È come quando al ristorante scegli tra il vino della casa e quello in bottiglia. A volte il vino della casa è lo stesso, solo senza l’etichetta con la vigna disegnata sopra.

La lista della spesa: lo strumento più sottovalutato

Sembra una cosa banale. Quasi stupida da dire. Ma la lista della spesa è uno degli strumenti più efficaci per controllare quanto spendi.

Senza lista, entri al supermercato e fai la spesa guidato dalla fame, dalla pubblicità sugli scaffali, dalle promozioni. Esci con cose che non ti servivano e senza qualcosa che ti serviva davvero.

Con la lista, entri con un obiettivo. Sai cosa prendere, sai quanto spendere più o meno. Gli acquisti d’impulso si riducono. La spesa media scende.

Ci sono famiglie che, semplicemente compilando la lista prima di andare al supermercato, risparmiano il 15-20% mensile sulla spesa alimentare. Senza comprare prodotti peggiori. Senza privarsi di nulla. Solo essendo più organizzate.

Le promozioni: quando convengono davvero

Le promozioni sono utili, ma vanno usate con la testa. Il rischio è che il “3×2” ti faccia comprare tre di una cosa che non ti serviva, solo perché sembrava un affare.

La regola d’oro è semplice: prendi in promozione solo quello che avresti comprato comunque. Se stai per finire il detersivo e lo vedi al 50%, prendine due. Se di quel formato di pasta ne hai già tre pacchi, comprarne altri quattro al 40% non è un risparmio: è uno spreco di soldi che potevi usare altrove.

Un altro accorgimento: confronta sempre il prezzo al chilogrammo o al litro, non solo il prezzo assoluto. La confezione grande sembra sempre più conveniente, ma non è sempre così. A volte il formato piccolo in promozione batte quello grande al prezzo pieno.

Le card fedeltà e i programmi punti

Le card fedeltà dei supermercati raccolgono dati su di te: cosa compri, quando, quanto spendi.

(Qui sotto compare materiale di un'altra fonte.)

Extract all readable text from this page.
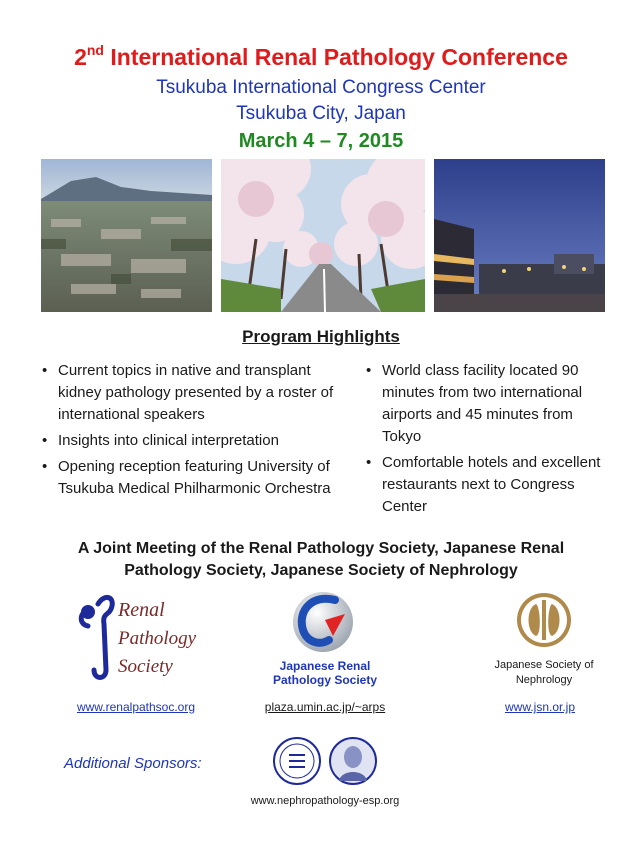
2nd International Renal Pathology Conference
Tsukuba International Congress Center
Tsukuba City, Japan
March 4 – 7, 2015
Program Highlights
• Current topics in native and transplant kidney pathology presented by a roster of international speakers
• Insights into clinical interpretation
• Opening reception featuring University of Tsukuba Medical Philharmonic Orchestra
• World class facility located 90 minutes from two international airports and 45 minutes from Tokyo
• Comfortable hotels and excellent restaurants next to Congress Center
A Joint Meeting of the Renal Pathology Society, Japanese Renal Pathology Society, Japanese Society of Nephrology
Renal
Pathology
Society	Japanese Renal
Pathology Society
Japanese Society of
Nephrology
www.renalpathsoc.org	plaza.umin.ac.jp/~arps	www.jsn.or.jp
Additional Sponsors:
www.nephropathology-esp.org
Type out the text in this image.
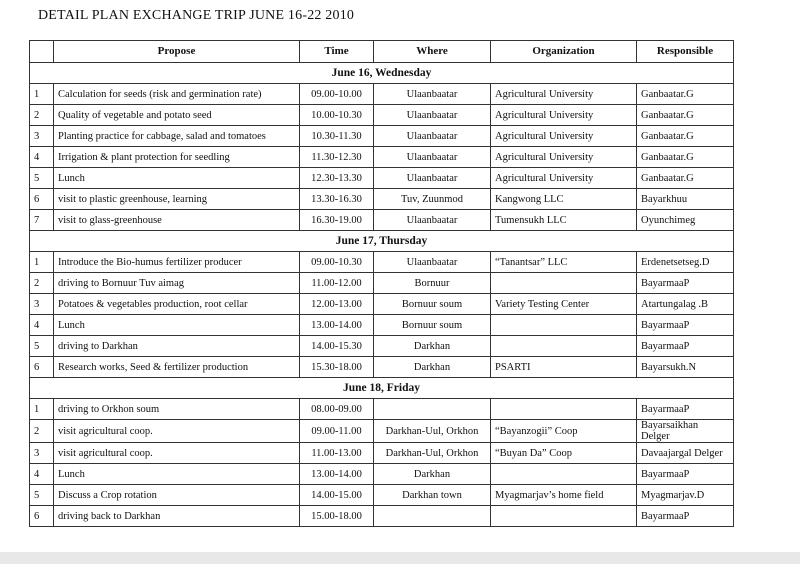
DETAIL PLAN EXCHANGE TRIP JUNE 16-22 2010
	Propose	Time	Where	Organization	Responsible
June 16, Wednesday					
1	Calculation for seeds (risk and germination rate)	09.00-10.00	Ulaanbaatar	Agricultural University	Ganbaatar.G
2	Quality of vegetable and potato seed	10.00-10.30	Ulaanbaatar	Agricultural University	Ganbaatar.G
3	Planting practice for cabbage, salad and tomatoes	10.30-11.30	Ulaanbaatar	Agricultural University	Ganbaatar.G
4	Irrigation & plant protection for seedling	11.30-12.30	Ulaanbaatar	Agricultural University	Ganbaatar.G
5	Lunch	12.30-13.30	Ulaanbaatar	Agricultural University	Ganbaatar.G
6	visit to plastic greenhouse, learning	13.30-16.30	Tuv, Zuunmod	Kangwong LLC	Bayarkhuu
7	visit to glass-greenhouse	16.30-19.00	Ulaanbaatar	Tumensukh LLC	Oyunchimeg
June 17, Thursday					
1	Introduce the Bio-humus fertilizer producer	09.00-10.30	Ulaanbaatar	“Tanantsar” LLC	Erdenetsetseg.D
2	driving to Bornuur Tuv aimag	11.00-12.00	Bornuur		BayarmaaP
3	Potatoes & vegetables production, root cellar	12.00-13.00	Bornuur soum	Variety Testing Center	Atartungalag .B
4	Lunch	13.00-14.00	Bornuur soum		BayarmaaP
5	driving to Darkhan	14.00-15.30	Darkhan		BayarmaaP
6	Research works, Seed & fertilizer production	15.30-18.00	Darkhan	PSARTI	Bayarsukh.N
June 18, Friday					
1	driving to Orkhon soum	08.00-09.00			BayarmaaP
2	visit agricultural coop.	09.00-11.00	Darkhan-Uul, Orkhon	“Bayanzogii” Coop	Bayarsaikhan Delger
3	visit agricultural coop.	11.00-13.00	Darkhan-Uul, Orkhon	“Buyan Da” Coop	Davaajargal Delger
4	Lunch	13.00-14.00	Darkhan		BayarmaaP
5	Discuss a Crop rotation	14.00-15.00	Darkhan town	Myagmarjav’s home field	Myagmarjav.D
6	driving back to Darkhan	15.00-18.00			BayarmaaP
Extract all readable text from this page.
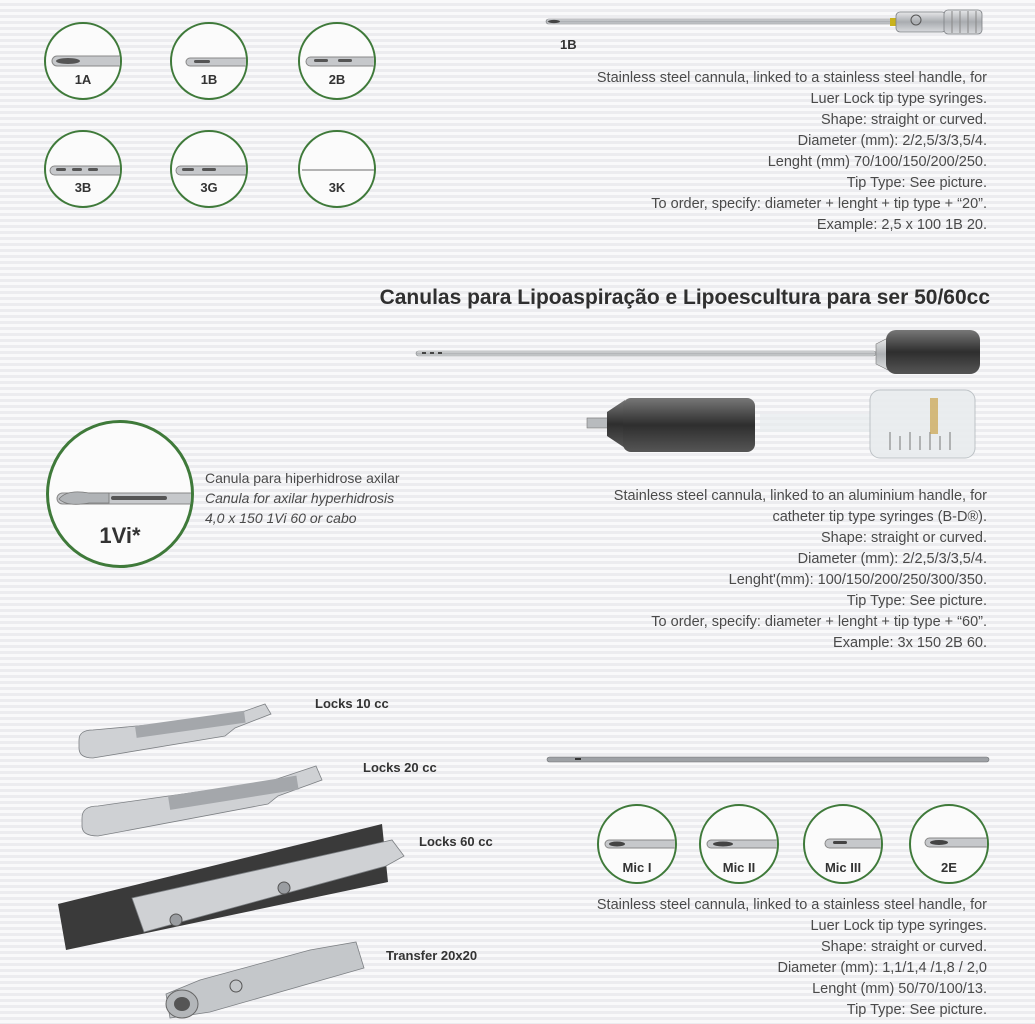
1A	1B	2B
3B	3G	3K
1B
Stainless steel cannula, linked to a stainless steel handle, for
Luer Lock tip type syringes.
Shape: straight or curved.
Diameter (mm): 2/2,5/3/3,5/4.
Lenght (mm) 70/100/150/200/250.
Tip Type: See picture.
To order, specify: diameter + lenght + tip type + “20”.
Example: 2,5 x 100 1B 20.
Canulas para Lipoaspiração e Lipoescultura para ser 50/60cc
Stainless steel cannula, linked to an aluminium handle, for
catheter tip type syringes (B-D®).
Shape: straight or curved.
Diameter (mm): 2/2,5/3/3,5/4.
Lenght'(mm): 100/150/200/250/300/350.
Tip Type: See picture.
To order, specify: diameter + lenght + tip type + “60”.
Example: 3x 150 2B 60.
1Vi*
Canula para hiperhidrose axilar
Canula for axilar hyperhidrosis
4,0 x 150 1Vi 60 or cabo
Locks 10 cc
Locks 20 cc
Locks 60 cc
Transfer 20x20
Mic I	Mic II	Mic III	2E
Stainless steel cannula, linked to a stainless steel handle, for
Luer Lock tip type syringes.
Shape: straight or curved.
Diameter (mm): 1,1/1,4 /1,8 / 2,0
Lenght (mm) 50/70/100/13.
Tip Type: See picture.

In cambio ti offrono sconti e punti.

Usarle ha senso. Gli sconti riservati ai titolari di tessera fedeltà sono spesso i più convenienti — molto più dei volantini generici. Il problema è quando finisci per comprare in un supermercato specifico solo per accumulare punti, anche quando un altro avrebbe prezzi migliori.

La tessera fedeltà è uno strumento, non un obiettivo. Usala dove vai già normalmente. Non cambiare le tue abitudini solo per i punti.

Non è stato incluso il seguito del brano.